T. C. Boyle's short story starts with a Bruce Springsteen lyric as its epigraph and takes its title, "Greasy Lake," from the lake in the Springsteen song "Spirit in the Night." The story parallels the song in many ways and diverges in others—mostly by being specific where the song is vague.

The narrative of both the song and the story involve a group of characters on a wild night who decide to head up to Greasy Lake, and both song and story are told through a haze of intoxication. Both are told in the first person, as the narrator's night becomes progressively debauched.

In the Springsteen song, the night ends in the narrator "making love in the dirt" with "Crazy Janey," as other characters have a mud fight, pass out in the grass, and swim in the lake.

In the Boyle story, the night ends much worse, with the narrator and his friends provoking a fight, nearly murdering a man, and attempting to sexually assault a woman.
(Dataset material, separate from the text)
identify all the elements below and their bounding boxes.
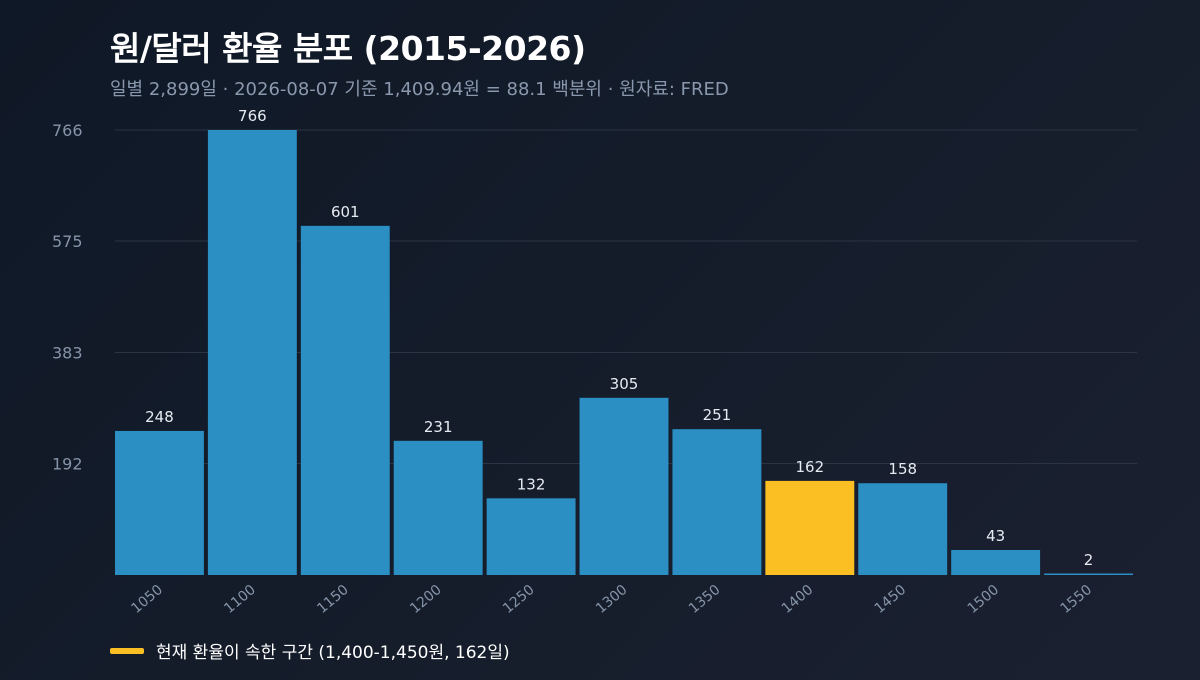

Both song and story use Greasy Lake as a symbol of the dark possibilities of a wild night, but the tension between the two is that Springsteen's characters lack the layer of ironic distance that Boyle's characters seem to have. The Boyle story diverges from the Springsteen song in part because Boyle's teenagers are mostly just bored college kids who wish they were actually "bad," and in their intoxicated malaise they end up in a fight they aren't prepared for.